Как ни странно, ее фраза заставила Зборовского по-настоящему занервничать, но при этом обезоружила, «предложив» волноваться теперь еще и из-за этого.

– Хорошо, – решился он, нервно дернув углом рта. – Он… Товарищ Седов должен появиться в редакции в течение получаса. Вы можете подождать его здесь, в прихожей.

– Спасибо, товарищ Зборовский, – Ольга села на венский стул, сиротливо стоящий в полупустом помещении, и демонстративно достала пачку крепких «Gauloises».

А Седов пришел только через сорок минут, но это, в сущности, и не важно, потому что они все-таки встретились и поговорили. И встреча эта имела, как выяснилось позже, – и, разумеется, далеко не сразу – многие и разнообразные последствия, случайные и не слишком, важные и не очень, но некоторые из них оказались весьма впечатляющими. Безусловно, когда Ольга бросала свой камень, она не знала и не могла знать, к каким результатам приведет ее бросок. Сель-а-ви!

Хроника событий

Декабрь 1936 года: вышел в свет роман Э. М. Ремарка «Три товарища».

5 декабря 1936 года: в СССР принимается новая Конституция, объявляюшая Верховный совет (двухпалатный парламент) высшим органом власти.

5 декабря 1936 года: статус Казахской АССР был повышен до союзной республики, и она была выведена из состава РСФСР под именем Казахской ССР.

9 декабря 1936 года: на пленуме ЦК ВКП(б) заслушивался доклад товарища Вышинского «Об антисоветских троцкистских организациях».

10 декабря 1936 года: развивая наступление против войск «Внутренней Монголии» генерала Л. Шоусиня, китайские части генерала Ф. Цзои взяли город Шарамурэн.

11 декабря 1936 года: отречение короля Эдуарда VIII в Великобритании (12 декабря объявляется о восшествии на престол герцога Йоркского под именем короля Георга VI, Эдуард получает титул герцога Виндзорского).

12 декабря 1936: подписан рапорт Я. Берзина о награждении Р. Зорге и М. Клаузена орденами «Красной Звезды».

3. Олег Ицкович, Париж, Французская республика, 13 декабря 1936 года

Честно говоря, если бы знал, что ее не будет в Париже, поехал бы в Мюнхен к Вильде.

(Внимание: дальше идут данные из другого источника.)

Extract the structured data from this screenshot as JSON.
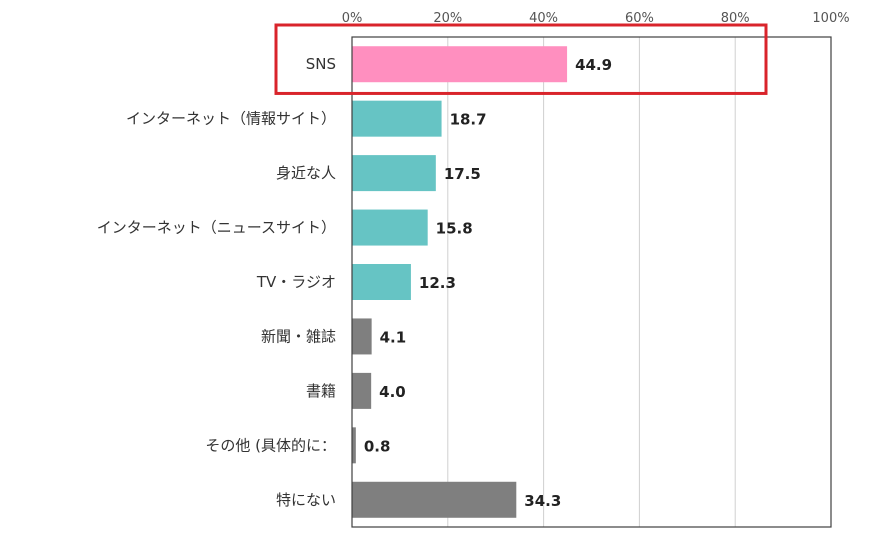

Все-таки получилось бы честнее, а так и жену не повидал, и Ольгу не застал. «Кузиной Кисси», как видно, вновь овладела «охота к перемене мест» – заручившись аккредитацией каких-то совершенно невероятных женских журналов, баронесса Альбедиль-Николова вернулась в Испанию. И, как назло, не к санхурхистам, а совсем даже, наоборот – к «лоялистам», куда Басту с ноября месяца путь был – увы – закрыт. Во всяком случае, испытывать судьбу, проверяя нервы республиканской контрразведки на прочность, не стоило. У фон Шаунбурга – с легкой руки какого-то американского сукина сына – сложилась репутация, противоречившая «облико морале» респектабельного консерватора или, не приведи господи, левого либерала. Про него, Шаунбурга, написали, что он фашист, а это в нынешней Испании – диагноз, подразумевающий летальный исход.